Abe's mother had died when he was 9, and only his father was on hand when he entered the Imperial Naval Academy in April 1933. For four years Abe pursued a curriculum of naval subjects as well as language, mathematics, physics, history and other cultural subjects in the Spartan atmosphere of the samurai. (One saying goes, "The samurai glories in honorable poverty but takes a toothpick when he has not eaten.")

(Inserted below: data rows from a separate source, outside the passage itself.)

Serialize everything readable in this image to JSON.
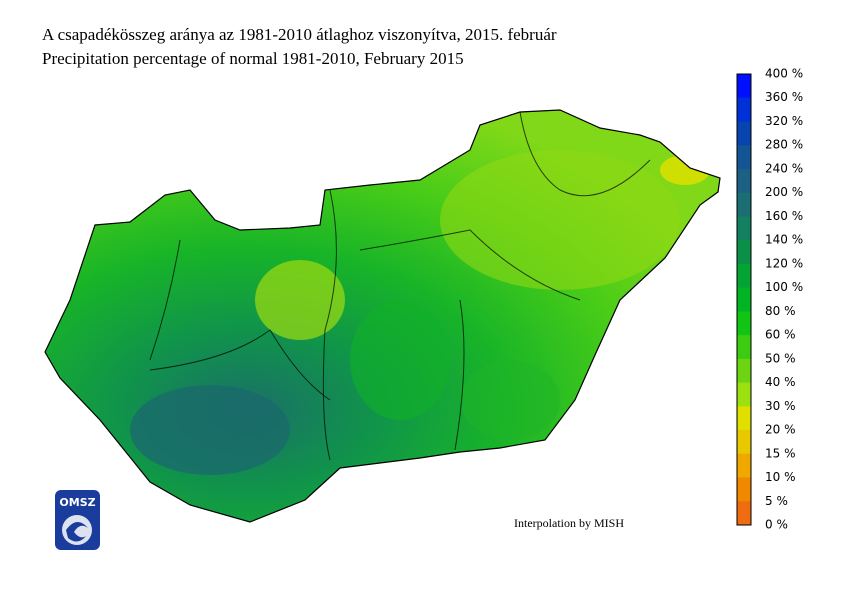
{
  "header": {
    "title_hu": "A csapadékösszeg aránya az 1981-2010 átlaghoz viszonyítva, 2015. február",
    "title_en": "Precipitation percentage of normal 1981-2010, February 2015"
  },
  "legend": {
    "labels": [
      "400 %",
      "360 %",
      "320 %",
      "280 %",
      "240 %",
      "200 %",
      "160 %",
      "140 %",
      "120 %",
      "100 %",
      "80 %",
      "60 %",
      "50 %",
      "40 %",
      "30 %",
      "20 %",
      "15 %",
      "10 %",
      "5 %",
      "0 %"
    ],
    "colors": [
      "#0010ff",
      "#0030d8",
      "#0844b0",
      "#145494",
      "#1c6084",
      "#1a6e74",
      "#138060",
      "#0c9048",
      "#04a434",
      "#00b424",
      "#12c414",
      "#3ccc10",
      "#6cd410",
      "#9ce010",
      "#e0e000",
      "#e8c800",
      "#f0a800",
      "#f08800",
      "#f06c10"
    ]
  },
  "credit": "Interpolation by MISH",
  "logo": {
    "text": "OMSZ"
  }
}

As an ensign, he enrolled in the Naval Air School; he graduated a year later as a naval pilot. Abe was assigned to the carrier Soryu and flew many missions in the Sino-Japanese War. He participated in the attack on Pearl Harbor and later took part in raids on Dutch Harbor in the Aleutians, as well as battles in the Indian Ocean, Australia and the Pacific. During the Battle of the Philippine Sea on June 19, 1944, Abe flew a one-way, long-range attack mission off the carrier Junyo. He made a forced landing on the island of Rota, between Saipan and Guam, and lived in a cave on the island until the end of the war, when he was taken prisoner and held for 15 months until he was repatriated to Japan. During his time as a POW, his wife believed him dead.

HistoryNet (http://historynet.com/wwii/bljapanesepilotremembers/)

tehllama
12-07-2005, 09:02 AM
... From the title I figured there was some story to tell. Must have been on hell of a pilot, or just a lucky guy.

CyberSpec
12-07-2005, 09:23 AM
The japanese naval pilots at the start of WWII were of class A quality.

The selection criteria was very strict, their training excelent as well as being highly motivated. Later on the standard dropped significantly...something similar happened with the germans as well.

Anyone interested in the subject should read the memoirs of Saburo Sakai (60+ kills). One of the best books on WWII aircombat I've come across.

tehllama
12-07-2005, 04:34 PM
Yeah, but they would leave them deployed until wounded, missing, captured, or killed in action a lot -- which also cuts the teaching pool to make new, better pilots.

Abolith
12-07-2005, 04:41 PM
The japanese naval pilots at the start of WWII were of class A quality.

The selection criteria was very strict, their training excelent as well as being highly motivated. Later on the standard dropped significantly...something similar happened with the germans as well.

Anyone interested in the subject should read the memoirs of Saburo Sakai (60+ kills). One of the best books on WWII aircombat I've come across.


all very true, I belive the main trouble was that they never cycled pilots out to train the new guys like allied forces did. They just flew until they died taking all that valuable combat experience with them...

joe mama
12-07-2005, 05:16 PM
Anyone aware of any figures on how many pilots flew in the Pearl Harbor attack and of them, how many survived the war?

California Joe
12-07-2005, 06:19 PM
The "cowboys" in the AVG that flew against them had much respect for their skills and their equipment which is why Chennault devised the dive and shoot technique instead of trying to dogfight with them in an outdated and overmatched plane. Before Pearl Harbor.